The Imperfect Plaintiff (or why our clients are like the Kardashians)
Acting for injured accident victims for more than two decades has taught me a lot. It has certainly taught me a lot about the human condition. By definition, the human condition contains frailties, idiosyncrasies, illnesses, poor judgment, and bad luck. Not one of us comes with a clean and pure slate. This isn’t the first thing we reveal when we are making new friends; but, once an accident victim embarks on the process of claiming compensation, light is shone into these darker corners of humanity. Suddenly everything about that person is put under a microscope.
Starting a lawsuit is definitely not the same thing as making new friends. We don’t get to reveal ourselves as we’d like to be seen. Minor slip ups become magnified. A past complaint to a doctor is elevated in status. The job that you quit because you didn’t like your co-worker gets blown out of proportion. Those couple of months that you took anti-depressants after grandma died now gets described as a history of depression.
What I have realized is that we are all imperfect plaintiffs – every one of us. It is just that until we suddenly find ourselves injured through a random act, we don’t have to reveal this side of ourselves to anyone; and, no one is really all that interested anyway. Once they ask to be compensated, injured plaintiffs are really just like the Kardashians, Justin Bieber, or any number of other figures in the entertainment industry who have their dirty laundry aired in public for the world to gawk at.
Usually with enough investigation there is something that could be said about any star…..or any plaintiff. You see, the stars simply experience the broad spectrum of human frailties, just like the imperfect plaintiff. Being a star doesn’t change it and only because they are stars is anyone interested. Instead of a defence lawyer and a private investigator digging for problems, they have TMZ and the tabloids.
In my world of helping accident victims, what I understand is that until the imperfect plaintiff starts a lawsuit, no one cares about those imperfections. The imperfect plaintiff can’t and shouldn’t flee from their reality – because it is simply the reality for us all – and neither should their lawyer. My job is to take this person, warts and all, and put their life into a true and fair context.
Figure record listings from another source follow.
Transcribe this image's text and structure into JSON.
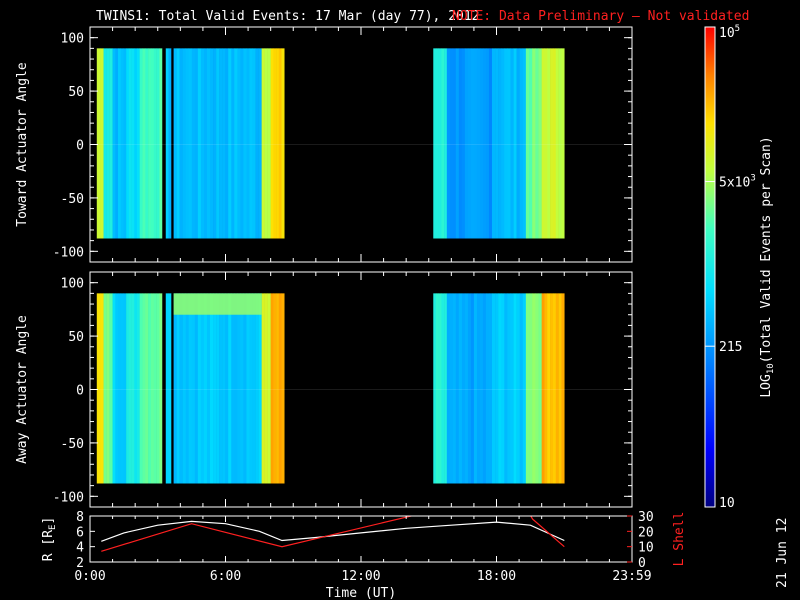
{
  "header": {
    "title": "TWINS1: Total Valid Events: 17 Mar (day  77), 2012",
    "note": "NOTE: Data Preliminary – Not validated",
    "title_color": "#ffffff",
    "note_color": "#ff2020"
  },
  "side_stamp": "21 Jun 12",
  "chart_data": [
    {
      "type": "heatmap",
      "panel": "toward",
      "ylabel": "Toward Actuator Angle",
      "ylim": [
        -110,
        110
      ],
      "xlim": [
        0,
        24
      ],
      "yticks": [
        -100,
        -50,
        0,
        50,
        100
      ],
      "yticklabels": [
        "-100",
        "-50",
        "0",
        "50",
        "100"
      ],
      "data_y_range": [
        -88,
        90
      ],
      "data_segments": [
        {
          "x_start": 0.3,
          "x_end": 8.6
        },
        {
          "x_start": 15.2,
          "x_end": 21.0
        }
      ],
      "gaps": [
        [
          3.2,
          3.35
        ],
        [
          3.6,
          3.7
        ]
      ],
      "columns": [
        {
          "x": [
            0.3,
            0.6
          ],
          "level": 0.72
        },
        {
          "x": [
            0.6,
            1.0
          ],
          "level": 0.52
        },
        {
          "x": [
            1.0,
            1.6
          ],
          "level": 0.4
        },
        {
          "x": [
            1.6,
            2.2
          ],
          "level": 0.46
        },
        {
          "x": [
            2.2,
            3.2
          ],
          "level": 0.58
        },
        {
          "x": [
            3.35,
            3.6
          ],
          "level": 0.4
        },
        {
          "x": [
            3.7,
            7.6
          ],
          "level": 0.4
        },
        {
          "x": [
            7.6,
            8.0
          ],
          "level": 0.72
        },
        {
          "x": [
            8.0,
            8.6
          ],
          "level": 0.8
        },
        {
          "x": [
            15.2,
            15.8
          ],
          "level": 0.52
        },
        {
          "x": [
            15.8,
            17.8
          ],
          "level": 0.34
        },
        {
          "x": [
            17.8,
            19.3
          ],
          "level": 0.4
        },
        {
          "x": [
            19.3,
            20.0
          ],
          "level": 0.62
        },
        {
          "x": [
            20.0,
            21.0
          ],
          "level": 0.72
        }
      ]
    },
    {
      "type": "heatmap",
      "panel": "away",
      "ylabel": "Away Actuator Angle",
      "ylim": [
        -110,
        110
      ],
      "xlim": [
        0,
        24
      ],
      "yticks": [
        -100,
        -50,
        0,
        50,
        100
      ],
      "yticklabels": [
        "-100",
        "-50",
        "0",
        "50",
        "100"
      ],
      "data_y_range": [
        -88,
        90
      ],
      "data_segments": [
        {
          "x_start": 0.3,
          "x_end": 8.6
        },
        {
          "x_start": 15.2,
          "x_end": 21.0
        }
      ],
      "gaps": [
        [
          3.2,
          3.35
        ],
        [
          3.6,
          3.7
        ]
      ],
      "columns": [
        {
          "x": [
            0.3,
            0.6
          ],
          "level": 0.78
        },
        {
          "x": [
            0.6,
            1.0
          ],
          "level": 0.62
        },
        {
          "x": [
            1.0,
            1.6
          ],
          "level": 0.44
        },
        {
          "x": [
            1.6,
            2.2
          ],
          "level": 0.5
        },
        {
          "x": [
            2.2,
            3.2
          ],
          "level": 0.62
        },
        {
          "x": [
            3.35,
            3.6
          ],
          "level": 0.46
        },
        {
          "x": [
            3.7,
            7.6
          ],
          "level": 0.42
        },
        {
          "x": [
            7.6,
            8.0
          ],
          "level": 0.74
        },
        {
          "x": [
            8.0,
            8.6
          ],
          "level": 0.84
        },
        {
          "x": [
            15.2,
            15.8
          ],
          "level": 0.52
        },
        {
          "x": [
            15.8,
            17.8
          ],
          "level": 0.36
        },
        {
          "x": [
            17.8,
            19.3
          ],
          "level": 0.42
        },
        {
          "x": [
            19.3,
            20.0
          ],
          "level": 0.66
        },
        {
          "x": [
            20.0,
            21.0
          ],
          "level": 0.84
        }
      ],
      "band": {
        "x": [
          3.7,
          7.6
        ],
        "y": [
          70,
          90
        ],
        "level": 0.66
      }
    },
    {
      "type": "line",
      "panel": "orbit",
      "xlabel": "Time (UT)",
      "xlim": [
        0,
        24
      ],
      "xticks": [
        0,
        6,
        12,
        18,
        24
      ],
      "xticklabels": [
        "0:00",
        "6:00",
        "12:00",
        "18:00",
        "23:59"
      ],
      "ylabel_left": "R [R",
      "ylabel_left_sub": "E",
      "ylabel_left_end": "]",
      "ylim_left": [
        2,
        8
      ],
      "yticks_left": [
        2,
        4,
        6,
        8
      ],
      "ylabel_right": "L Shell",
      "ylim_right": [
        0,
        30
      ],
      "yticks_right": [
        0,
        10,
        20,
        30
      ],
      "series": [
        {
          "axis": "left",
          "color": "#ffffff",
          "x": [
            0.5,
            1.5,
            3,
            4.5,
            6,
            7.5,
            8.5,
            10,
            12,
            14,
            16,
            18,
            19.5,
            21
          ],
          "y": [
            4.7,
            5.8,
            6.8,
            7.3,
            7.0,
            6.0,
            4.8,
            5.2,
            5.8,
            6.4,
            6.8,
            7.2,
            6.8,
            4.8
          ]
        },
        {
          "axis": "right",
          "color": "#ff2020",
          "x": [
            0.5,
            4.5,
            8.5,
            14.5,
            15.3,
            19.4,
            19.6,
            21
          ],
          "y": [
            7,
            25,
            10,
            31,
            33,
            33,
            28,
            10
          ]
        }
      ]
    },
    {
      "type": "colorbar",
      "panel": "colorbar",
      "label_log": "LOG",
      "label_log_sub": "10",
      "label_rest": "(Total Valid  Events per Scan)",
      "ticks": [
        {
          "base": "10",
          "exp": "5",
          "pos": 1.0
        },
        {
          "base": "5x10",
          "exp": "3",
          "pos": 0.678
        },
        {
          "base": "215",
          "exp": "",
          "pos": 0.335
        },
        {
          "base": "10",
          "exp": "",
          "pos": 0.0
        }
      ]
    }
  ]
}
I certainly don’t aim to create something out of nothing, but I sure do want to avoid nothing coming from something.
Rather than hiding from the imperfect plaintiff’s reality, I want to expose it first, and offer the appropriate explanation. I want to show how insignificant it is when looking at the big picture. The defence lawyer’s ability to blow a historical problem out of proportion is limited when the plaintiff volunteers the information first. The imperfect plaintiff is human and shouldn’t shy from his or her own life story. All life stories are interesting and compelling when you look closely. I want to tell my client’s story, with all of the ups and downs, because it is their story. I want to embrace their entire story, with all the imperfections revealed for the world to see, because it is the story of us all.